FIAE INTERVISTA FRANCESCA SEGATO CAMELOZAMPA EDITORE NOEAP

Pubblicato: 21 maggio 2013 da amnerisdicesare in scrivere

UnLibroPerTeUnLibroPerTutti_volCameloZampa nasce dalla fusione di due Case Editrici: Camelopardus di Sara Saorin e Zampanera di Francesca Segato. Un incontro speciale che ha dato vita a una coalizione forte e di successo. In breve la storia delle due case editrici prima della fusione e come è avvenuto questo sodalizio:

 “Camelopardus è il nome latino della costellazione della giraffa. Io l’ho associato all’animale in carne e ossa perché mi ha sempre fatto ridere un sacco immaginare questi antichi romani (alla maniera di quelli di Asterix) quando, arrivati in Africa, si sono trovati davanti questo animale sconosciuto:

— Ahò, come lo chiamamo? Ha le zampe e il muso da cammello, le macchie da leopardo, che sarà?
— Ma sì, famo ‘na via de mezzo: camelopardus!
L’abbiamo scelto anche perchè la giraffa è l’animale che meglio ci rappresenta: “ha la testa tra le nuvole e i piedi per terra. Proprio come noi.”

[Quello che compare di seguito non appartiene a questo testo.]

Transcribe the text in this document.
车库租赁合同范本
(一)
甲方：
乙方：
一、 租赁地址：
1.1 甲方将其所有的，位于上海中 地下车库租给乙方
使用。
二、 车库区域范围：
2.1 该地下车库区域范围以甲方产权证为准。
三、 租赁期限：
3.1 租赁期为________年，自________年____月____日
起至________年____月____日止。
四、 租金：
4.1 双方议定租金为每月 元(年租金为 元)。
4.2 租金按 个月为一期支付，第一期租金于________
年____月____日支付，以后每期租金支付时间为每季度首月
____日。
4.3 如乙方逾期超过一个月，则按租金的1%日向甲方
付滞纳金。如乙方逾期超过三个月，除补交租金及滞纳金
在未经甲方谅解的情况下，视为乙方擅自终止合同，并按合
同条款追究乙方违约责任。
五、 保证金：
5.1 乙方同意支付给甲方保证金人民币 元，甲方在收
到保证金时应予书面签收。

Così ci raccontava Sara Saorin nella prima intervista che Fiae fece a Camelopardus nel 2008 e che potete leggere integralmente qui: https://fiaeforum.wordpress.com/interviste/

Zampanera Editore nasce a fine 2007, dalla passione per i libri per bambini, su iniziativa mia e di alcuni amici. Dopo aver fatto letture e laboratori nelle scuole, allestito mostre con i nostri testi e le illustrazioni di Manuela Paoletti… l’idea di aprire una casa editrice è stato il naturale prolungamento, per provare a fare un lavoro delle nostre passioni. Abbiamo deciso da subito di dedicarci solo ai libri per bambini, con una collana di albi illustrati e una di narrativa, pubblicando lavori nostri e di altri giovani autori e illustratori italiani, spesso alla prima pubblicazione (a cui in molti casi ne sono seguite altre per importanti case editrici italiane e straniere…).

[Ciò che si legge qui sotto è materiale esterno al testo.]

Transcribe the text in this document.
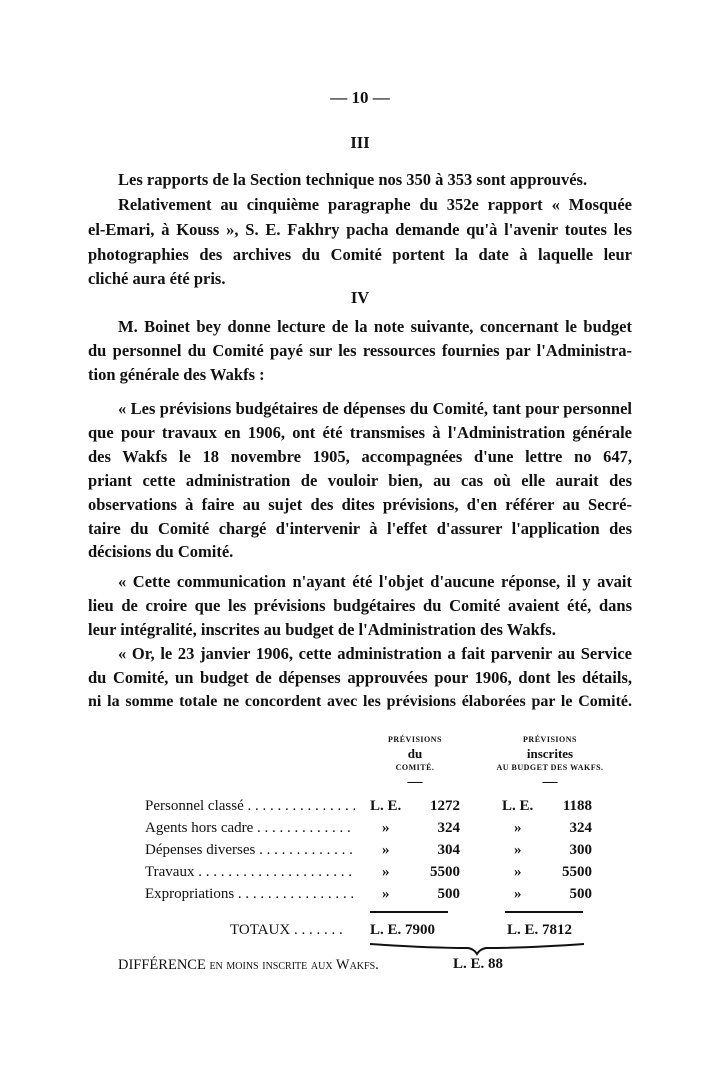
— 10 —
III
Les rapports de la Section technique nos 350 à 353 sont approuvés.
Relativement au cinquième paragraphe du 352e rapport « Mosquée
el-Emari, à Kouss », S. E. Fakhry pacha demande qu'à l'avenir toutes les
photographies des archives du Comité portent la date à laquelle leur
cliché aura été pris.
IV
M. Boinet bey donne lecture de la note suivante, concernant le budget
du personnel du Comité payé sur les ressources fournies par l'Administra-
tion générale des Wakfs :
« Les prévisions budgétaires de dépenses du Comité, tant pour personnel
que pour travaux en 1906, ont été transmises à l'Administration générale
des Wakfs le 18 novembre 1905, accompagnées d'une lettre no 647,
priant cette administration de vouloir bien, au cas où elle aurait des
observations à faire au sujet des dites prévisions, d'en référer au Secré-
taire du Comité chargé d'intervenir à l'effet d'assurer l'application des
décisions du Comité.
« Cette communication n'ayant été l'objet d'aucune réponse, il y avait
lieu de croire que les prévisions budgétaires du Comité avaient été, dans
leur intégralité, inscrites au budget de l'Administration des Wakfs.
« Or, le 23 janvier 1906, cette administration a fait parvenir au Service
du Comité, un budget de dépenses approuvées pour 1906, dont les détails,
ni la somme totale ne concordent avec les prévisions élaborées par le Comité.
PRÉVISIONS
du
COMITÉ.
—
PRÉVISIONS
inscrites
AU BUDGET DES WAKFS.
—
Personnel classé . . .	L. E. 1272	L. E. 1188
Agents hors cadre . . .	»	324	»	324
Dépenses diverses . . .	»	304	»	300
Travaux . . .	»	5500	»	5500
Expropriations . . .	»	500	»	500
TOTAUX . . . . . . . L. E. 7900	L. E. 7812
DIFFÉRENCE en moins inscrite aux Wakfs.	L. E. 88
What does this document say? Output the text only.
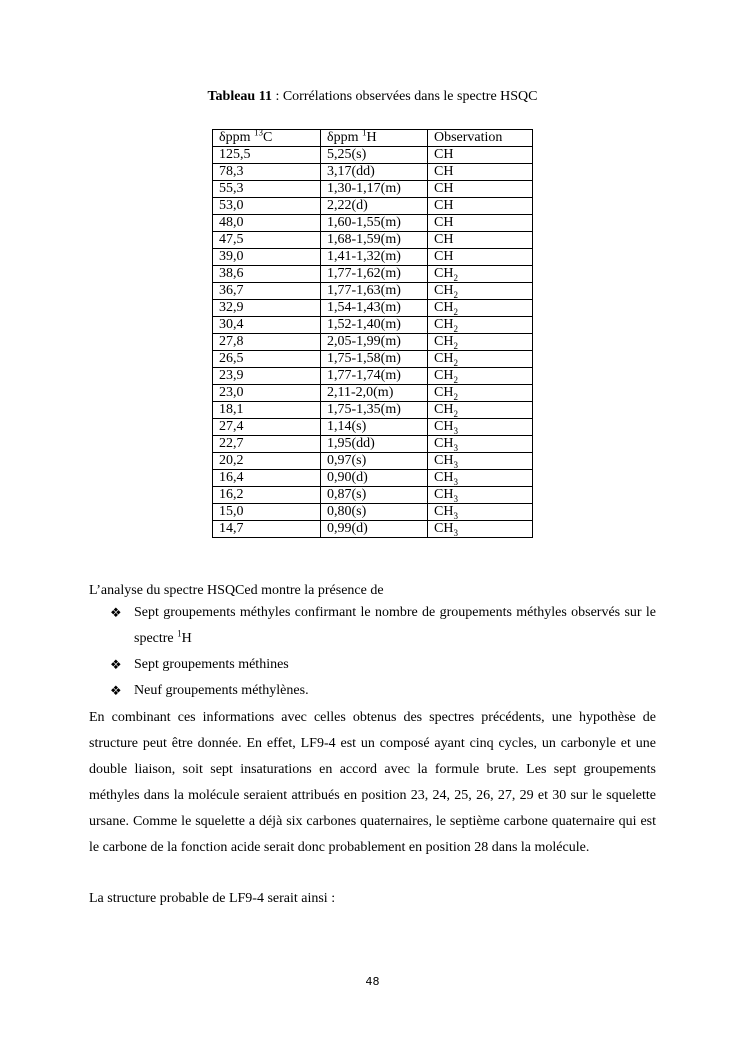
Tableau 11 : Corrélations observées dans le spectre HSQC
δppm $^{13}$C	δppm $^1$H	Observation
125,5	5,25(s)	CH
78,3	3,17(dd)	CH
55,3	1,30-1,17(m)	CH
53,0	2,22(d)	CH
48,0	1,60-1,55(m)	CH
47,5	1,68-1,59(m)	CH
39,0	1,41-1,32(m)	CH
38,6	1,77-1,62(m)	$CH_2$
36,7	1,77-1,63(m)	$CH_2$
32,9	1,54-1,43(m)	$CH_2$
30,4	1,52-1,40(m)	$CH_2$
27,8	2,05-1,99(m)	$CH_2$
26,5	1,75-1,58(m)	$CH_2$
23,9	1,77-1,74(m)	$CH_2$
23,0	2,11-2,0(m)	$CH_2$
18,1	1,75-1,35(m)	$CH_2$
27,4	1,14(s)	$CH_3$
22,7	1,95(dd)	$CH_3$
20,2	0,97(s)	$CH_3$
16,4	0,90(d)	$CH_3$
16,2	0,87(s)	$CH_3$
15,0	0,80(s)	$CH_3$
14,7	0,99(d)	$CH_3$
L’analyse du spectre HSQCed montre la présence de
❖ Sept groupements méthyles confirmant le nombre de groupements méthyles observés sur le spectre $^1$H
❖ Sept groupements méthines
❖ Neuf groupements méthylènes.
En combinant ces informations avec celles obtenus des spectres précédents, une hypothèse de structure peut être donnée. En effet, LF9-4 est un composé ayant cinq cycles, un carbonyle et une double liaison, soit sept insaturations en accord avec la formule brute. Les sept groupements méthyles dans la molécule seraient attribués en position 23, 24, 25, 26, 27, 29 et 30 sur le squelette ursane. Comme le squelette a déjà six carbones quaternaires, le septième carbone quaternaire qui est le carbone de la fonction acide serait donc probablement en position 28 dans la molécule.
La structure probable de LF9-4 serait ainsi :
48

Un salto di qualità pensiamo di averlo fatto con la nascita di Camelozampa. Io (Francesca) ho conosciuto Sara verso il 2008: entrambe, a pochi chilometri e pochi mesi di distanza, avevamo aperto una casa editrice indipendente. Ci siamo conosciute grazie al figlio più grande di Sara: io ero andata nella sua classe a fare una lettura animata, lui poi ha trascinato la mamma a una presentazione in libreria… Eravamo compatibili per filosofia e modo di operare, pur facendo libri diversi. La collaborazione si è fatta via via più stretta, dalla semplice condivisione di informazioni e banchetti alle fiere fino ad arrivare alla fusione vera e propria. Con la nascita di Camelozampa abbiamo anche avviato nuovi progetti  e nuove collane, riscoprendo autori mai arrivati al pubblico italiano o perle finite fuori catalogo.

Indicazioni per l’invio dei testi.

Per email all’inidirizzo info@camelozampa.com

Fare gli editori oggi è una grossa sfida: come mai avete deciso di intraprendere questa strada?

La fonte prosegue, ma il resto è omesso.